Legal partnership to enhance Africa’s negotiating power

KIGALI - President Paul Kagame has said that the newly created partnership between the Pan African Lawyers Union (PALU) and the African Legal Support Facility (ALSF) of the African Development Bank (AfDB), will enhance the continent’s position when negotiating international commercial contracts.

Saturday, February 12, 2011
President Kagame shares a light moment with the AfDB president, Dr Donald Kaberuka (L), PALU President, Akere Muna ( Second left) and Vincent Karangwa (R ) from the

KIGALI - President Paul Kagame has said that the newly created partnership between the Pan African Lawyers Union (PALU) and the African Legal Support Facility (ALSF) of the African Development Bank (AfDB), will enhance the continent’s position when negotiating international commercial contracts.

The President was speaking at the launch of the PALU-ALSF Capacity Building Project, that will build the capacity of lawyers in both the private and public sector, to enable them undertake complex international commercial contracts and  negotiations, as well as take on creditor litigation.

"This initiative has been needed for quite a long time now, because the existing capacity gap among African legal practitioners to negotiate complex international commercial transactions is a well known fact,” President Kagame said.

The President Kagame the project as a "bold and important” decision that will enable the African continent handle "unscrupulous” deals that have robbed Africans of  millions of dollars, due to lack of negotiating power.

"This is most evident in the field of commercial law where, for far too long, the lack of sophistication in our legal practice has robbed Africans of significant rightful returns of investment.”

The President noted that the number of cases and amount of financial resources African countries have lost in litigations instituted by unscrupulous investors and illegitimate creditors, are "staggering”.

"It is estimated that in the year 2008, about US$1.5bn worth of lawsuits were pending in 11 of the poorest countries in the world, including those from Africa,” Kagame said

"These cases have often been filed by vulture funds.

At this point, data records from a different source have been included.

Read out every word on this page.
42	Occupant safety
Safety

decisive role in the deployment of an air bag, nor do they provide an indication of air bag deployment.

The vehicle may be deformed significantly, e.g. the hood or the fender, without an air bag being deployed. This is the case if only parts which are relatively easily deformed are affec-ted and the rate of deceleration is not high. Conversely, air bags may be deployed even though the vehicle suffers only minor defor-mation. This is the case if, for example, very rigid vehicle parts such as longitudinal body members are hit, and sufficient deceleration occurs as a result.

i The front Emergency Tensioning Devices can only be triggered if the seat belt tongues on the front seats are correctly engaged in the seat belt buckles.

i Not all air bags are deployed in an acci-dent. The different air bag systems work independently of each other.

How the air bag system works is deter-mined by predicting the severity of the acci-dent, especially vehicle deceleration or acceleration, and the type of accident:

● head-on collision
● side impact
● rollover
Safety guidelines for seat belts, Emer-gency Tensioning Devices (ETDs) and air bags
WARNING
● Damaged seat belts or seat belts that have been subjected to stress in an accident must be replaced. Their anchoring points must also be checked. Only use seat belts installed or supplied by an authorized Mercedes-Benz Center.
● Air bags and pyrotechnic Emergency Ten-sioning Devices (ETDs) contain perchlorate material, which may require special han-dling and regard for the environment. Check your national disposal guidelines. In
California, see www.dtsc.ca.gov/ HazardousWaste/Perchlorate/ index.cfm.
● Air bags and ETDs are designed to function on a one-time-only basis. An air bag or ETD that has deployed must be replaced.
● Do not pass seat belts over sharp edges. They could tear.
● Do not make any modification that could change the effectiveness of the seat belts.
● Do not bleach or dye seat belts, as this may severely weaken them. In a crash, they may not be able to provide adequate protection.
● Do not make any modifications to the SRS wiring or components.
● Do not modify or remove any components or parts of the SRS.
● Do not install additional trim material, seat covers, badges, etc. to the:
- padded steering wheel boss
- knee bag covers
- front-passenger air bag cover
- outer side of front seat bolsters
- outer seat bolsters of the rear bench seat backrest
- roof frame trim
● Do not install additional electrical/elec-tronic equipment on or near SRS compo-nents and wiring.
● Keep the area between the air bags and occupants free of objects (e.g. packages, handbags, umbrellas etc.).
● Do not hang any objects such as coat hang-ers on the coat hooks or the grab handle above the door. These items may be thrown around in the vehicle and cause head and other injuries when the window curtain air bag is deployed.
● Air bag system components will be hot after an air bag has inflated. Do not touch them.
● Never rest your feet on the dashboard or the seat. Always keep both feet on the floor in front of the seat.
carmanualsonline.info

The losses incurred have exposed major weaknesses in negotiating international commercial contracts and handling litigations that arise from them.”

President Kagame pointed out that with good legal advice and support, the project will help the continent enter into international commercial agreements, especially in large scale public-private partnership contracts, for the development and exploitation of resources.

The President cited, mining, energy, infrastructure development and agriculture as some of the areas that will benefit from the initiative.

"We must create a fair balance and avoid situations where the weak remain perpetually so and the strong continue to have the upper hand,” Kagame said.

"The playing field must be levelled for African countries, international investors and creditors alike. To do this, we must built confidence in our legal systems and force accountability in them,”

The President added that most of the contracts between donors and developing countries are referred to as "standard form” contracts which would leave African countries with little room for manoeuvre, a practice that will now come to an end with the new initiative.

"The returns will be guaranteed,” President Kagame said, adding that arbitration won’t be set in far away capitals - as it was - but rather in Africa.

The AfBD President Dr. Donald Kaberuka reminded the lawyers that their profession is very vital today, both in Africa and at the global level, with the global economic landscape changing by the day.

He told the lawyers that their profession is strategic in today’s globalized economy, and they have the tools and techniques to ensure a degree of stability and predictability into the system.

"As one looks back at the "near death” experience of the global economy in the last two and a half years, with hindsight, we now know what went wrong,” Kaberuka said.

"You have heard it all before. The key lesson to be drawn is that all professions, including yours, must maintain high professional and ethical standards, as well as pay much greater attention to the welfare of society.”

The AfDB president advised the body to build systemic stability though principles including regulation, supervision, sanctions and resolutions as the guiding principles.

He emphasised the urgent need to deal with the problem of "vulture funds” -  entities that seek to make profit, by buying up debt on the secondary market, at rock bottom prices, and then litigating against the debtor for inflated sums at the expense of the country.

The President of PALU, Akere Muna said that the project will involve, among other things, building the capacity of both public and private sector legal counsels in complex international commercial and contractual negotiations, and also complex international commercial litigation.